Baca berita tanpa iklan. Gabung Kompas.com+

Kohesi Sosial Seusai Pilkada

Kompas.com - 14/06/2017, 15:41 WIB

oleh: Ahmad Fuad Fanani

Kondisi sosial politik dan suasana batin masyarakat Indonesia seusai Pilkada DKI Jakarta 2017 makin mengkhawatirkan. Hubungan antarindividu dan masyarakat tampak terpolarisasi dalam dua kubu.

Berakhirnya pilkada tak jadi akhir dari hubungan yang tidak harmoni antarkelompok dan warga, baik di dunia nyata maupun di media sosial. Justru kondisi semakin memanas. Jika tidak segera berhenti dan eskalasinya tidak menurun, hal ini mungkin akan terbawa pada pilkada di beberapa tempat pada 2018 dan Pilpres 2019.

Berbagai perbincangan dan debat di media sosial menunjukkan dengan jelas bagaimana kedua kubu pada Pilkada DKI Jakarta terus saling meledek, mem-bully, dan mengklaim kebenaran masing-masing. Polarisasi akibat pertarungan politik itu sangat terasa.

Bahkan, pertarungan itu membawa identitas agama dengan menyalahkan pihak lain yang tak mendukungnya. Agama digunakan untuk melegitimasi kepentingan politik dan menyalahkan pihak lain yang berbeda keyakinan dan pilihan politik. Pihak yang berusaha melerai dan bersikap netral pun kemudian dipertanyakan komitmen keagamaannya.

(Baca juga: Rekonsiliasi Pasca-Pilkada DKI Harus Disertai Aksi Melawan Isu SARA)

Kepentingan sesaat

Dalam situasi dan kondisi demikian, niscaya yang akan jadi korban hanyalah orang-orang kecil yang sebetulnya ingin hidup harmonis dalam keseharian mereka.
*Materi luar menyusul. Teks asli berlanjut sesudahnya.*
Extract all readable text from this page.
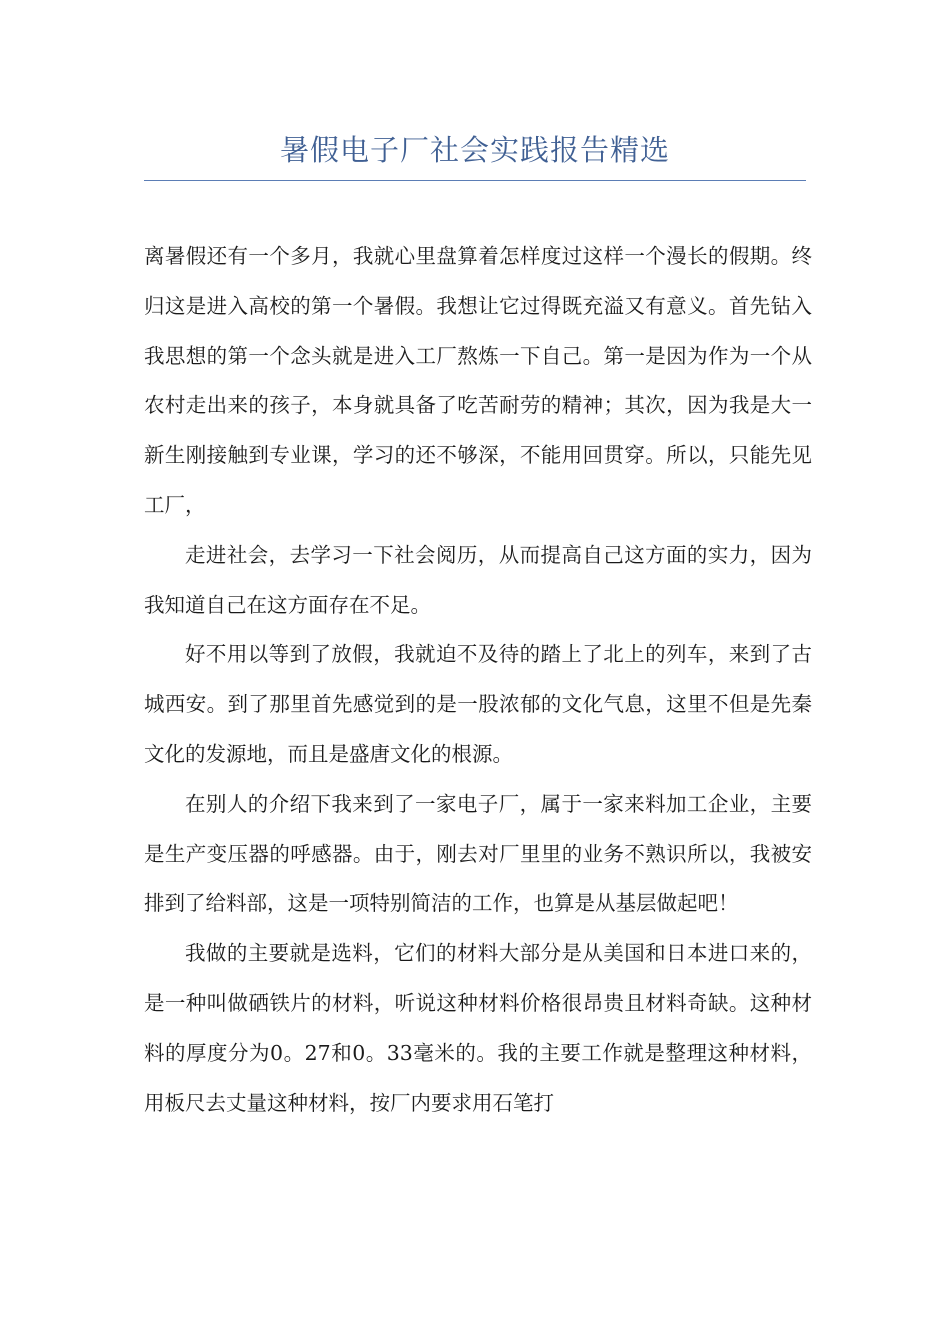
暑假电子厂社会实践报告精选

离暑假还有一个多月，我就心里盘算着怎样度过这样一个漫长的假期。终归这是进入高校的第一个暑假。我想让它过得既充溢又有意义。首先钻入我思想的第一个念头就是进入工厂熬炼一下自己。第一是因为作为一个从农村走出来的孩子，本身就具备了吃苦耐劳的精神；其次，因为我是大一新生刚接触到专业课，学习的还不够深，不能用回贯穿。所以，只能先见工厂，

走进社会，去学习一下社会阅历，从而提高自己这方面的实力，因为我知道自己在这方面存在不足。

好不用以等到了放假，我就迫不及待的踏上了北上的列车，来到了古城西安。到了那里首先感觉到的是一股浓郁的文化气息，这里不但是先秦文化的发源地，而且是盛唐文化的根源。

在别人的介绍下我来到了一家电子厂，属于一家来料加工企业，主要是生产变压器的呼感器。由于，刚去对厂里里的业务不熟识所以，我被安排到了给料部，这是一项特别简洁的工作，也算是从基层做起吧！

我做的主要就是选料，它们的材料大部分是从美国和日本进口来的，是一种叫做硒铁片的材料，听说这种材料价格很昂贵且材料奇缺。这种材料的厚度分为0。27和0。33毫米的。我的主要工作就是整理这种材料，用板尺去丈量这种材料，按厂内要求用石笔打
Sementara yang dapat keuntungan hanya aktor-aktor politik dan para pendukungnya. Rakyat kecil sering menjadi korban propaganda para elite.
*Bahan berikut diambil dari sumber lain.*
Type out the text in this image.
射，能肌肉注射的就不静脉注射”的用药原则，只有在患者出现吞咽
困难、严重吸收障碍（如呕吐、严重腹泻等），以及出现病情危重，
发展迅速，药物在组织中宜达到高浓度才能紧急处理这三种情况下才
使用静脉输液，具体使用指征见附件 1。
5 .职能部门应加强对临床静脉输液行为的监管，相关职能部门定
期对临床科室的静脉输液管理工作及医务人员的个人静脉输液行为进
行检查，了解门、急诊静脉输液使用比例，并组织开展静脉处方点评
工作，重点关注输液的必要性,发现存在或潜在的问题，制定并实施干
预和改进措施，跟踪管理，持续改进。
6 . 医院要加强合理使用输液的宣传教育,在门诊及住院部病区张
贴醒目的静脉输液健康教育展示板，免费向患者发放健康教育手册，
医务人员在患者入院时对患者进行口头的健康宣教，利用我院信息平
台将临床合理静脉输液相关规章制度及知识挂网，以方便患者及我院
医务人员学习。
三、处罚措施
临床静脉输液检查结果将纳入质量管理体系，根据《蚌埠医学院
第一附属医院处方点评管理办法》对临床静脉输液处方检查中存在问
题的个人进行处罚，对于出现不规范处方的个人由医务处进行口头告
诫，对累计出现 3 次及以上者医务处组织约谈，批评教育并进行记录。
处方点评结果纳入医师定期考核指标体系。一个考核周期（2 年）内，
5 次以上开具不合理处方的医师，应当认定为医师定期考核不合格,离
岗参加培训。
Dalam pilkada kemarin, isu agama dan etnis tertentu yang digunakan terbukti manjur dan mengena. Faktanya, pendukung calon tertentu tidaklah benar-benar agamis, seperti yang diklaim, tetapi sarat kepentingan pragmatis. Politik jangka pendek mengalahkan cita-cita kebangsaan dan kerukunan sosial yang berjangka panjang. Sementara di sisi lain, rakyat di akar rumput banyak yang terhasut propaganda telanjur percaya dan menyerahkan harapannya pada elite- elite itu.
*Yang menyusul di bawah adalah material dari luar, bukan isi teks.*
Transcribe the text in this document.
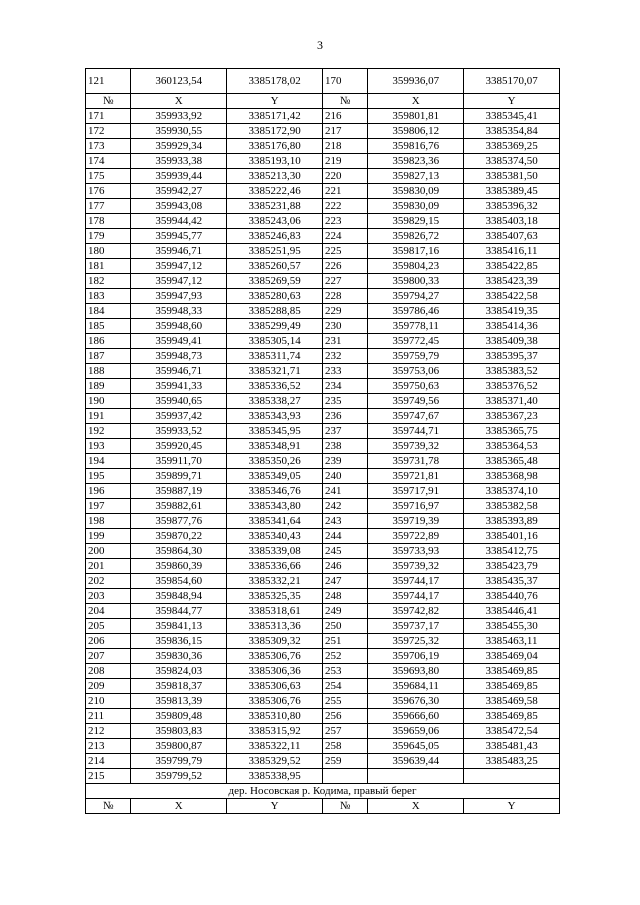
3
121	360123,54	3385178,02	170	359936,07	3385170,07
№	X	Y	№	X	Y
171	359933,92	3385171,42	216	359801,81	3385345,41
172	359930,55	3385172,90	217	359806,12	3385354,84
173	359929,34	3385176,80	218	359816,76	3385369,25
174	359933,38	3385193,10	219	359823,36	3385374,50
175	359939,44	3385213,30	220	359827,13	3385381,50
176	359942,27	3385222,46	221	359830,09	3385389,45
177	359943,08	3385231,88	222	359830,09	3385396,32
178	359944,42	3385243,06	223	359829,15	3385403,18
179	359945,77	3385246,83	224	359826,72	3385407,63
180	359946,71	3385251,95	225	359817,16	3385416,11
181	359947,12	3385260,57	226	359804,23	3385422,85
182	359947,12	3385269,59	227	359800,33	3385423,39
183	359947,93	3385280,63	228	359794,27	3385422,58
184	359948,33	3385288,85	229	359786,46	3385419,35
185	359948,60	3385299,49	230	359778,11	3385414,36
186	359949,41	3385305,14	231	359772,45	3385409,38
187	359948,73	3385311,74	232	359759,79	3385395,37
188	359946,71	3385321,71	233	359753,06	3385383,52
189	359941,33	3385336,52	234	359750,63	3385376,52
190	359940,65	3385338,27	235	359749,56	3385371,40
191	359937,42	3385343,93	236	359747,67	3385367,23
192	359933,52	3385345,95	237	359744,71	3385365,75
193	359920,45	3385348,91	238	359739,32	3385364,53
194	359911,70	3385350,26	239	359731,78	3385365,48
195	359899,71	3385349,05	240	359721,81	3385368,98
196	359887,19	3385346,76	241	359717,91	3385374,10
197	359882,61	3385343,80	242	359716,97	3385382,58
198	359877,76	3385341,64	243	359719,39	3385393,89
199	359870,22	3385340,43	244	359722,89	3385401,16
200	359864,30	3385339,08	245	359733,93	3385412,75
201	359860,39	3385336,66	246	359739,32	3385423,79
202	359854,60	3385332,21	247	359744,17	3385435,37
203	359848,94	3385325,35	248	359744,17	3385440,76
204	359844,77	3385318,61	249	359742,82	3385446,41
205	359841,13	3385313,36	250	359737,17	3385455,30
206	359836,15	3385309,32	251	359725,32	3385463,11
207	359830,36	3385306,76	252	359706,19	3385469,04
208	359824,03	3385306,36	253	359693,80	3385469,85
209	359818,37	3385306,63	254	359684,11	3385469,85
210	359813,39	3385306,76	255	359676,30	3385469,58
211	359809,48	3385310,80	256	359666,60	3385469,85
212	359803,83	3385315,92	257	359659,06	3385472,54
213	359800,87	3385322,11	258	359645,05	3385481,43
214	359799,79	3385329,52	259	359639,44	3385483,25
215	359799,52	3385338,95			
дер. Носовская р. Кодима, правый берег					
№	X	Y	№	X	Y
Pada situasi yang demikian mengkhawatirkan ini, perlu terus disuarakan tentang pentingnya menjaga solidaritas kebangsaan dan harmoni sosial. Meskipun semua orang-seperti dikatakan Mancur Olson (The Logic of Collective Action, 1965)-punya kepentingan masing-masing dan mencoba untuk memaksimalkan kepentingannya dalam kehidupan sehari-hari, tetapi kita tetap harus optimistis. Kita menyadari adanya penumpang bebas dalam setiap momen dalam hidup, entah terkait politik atau tidak, di mana beberapa orang menggunakan pertimbangan ekonomis dan politis dalam berhubungan dengan yang lain. Namun, masih banyak penumpang baik yang punya kesadaran tinggi yang perlu terus bersuara untuk mengalahkan kepentingan pragmatis tersebut.

Kepentingan politik dan ekonomi memang biasanya bisa mengalahkan segalanya. Terlebih lagi Anthony Downs (An Economic Theory of Democracy, 1957) jauh-jauh hari sudah mengatakan bahwa semua partai politik, pemilih, dan partai pemerintah banyak yang lebih menggunakan pertimbangan rasional. Partai politik dan kandidat butuh dukungan massa agar mereka bisa menang. Pemilih juga mengharapkan kandidat yang memuaskan mereka. Sementara petahana atau partai pemerintah pun mungkin juga menginginkan agar jagoannya terpilih kembali.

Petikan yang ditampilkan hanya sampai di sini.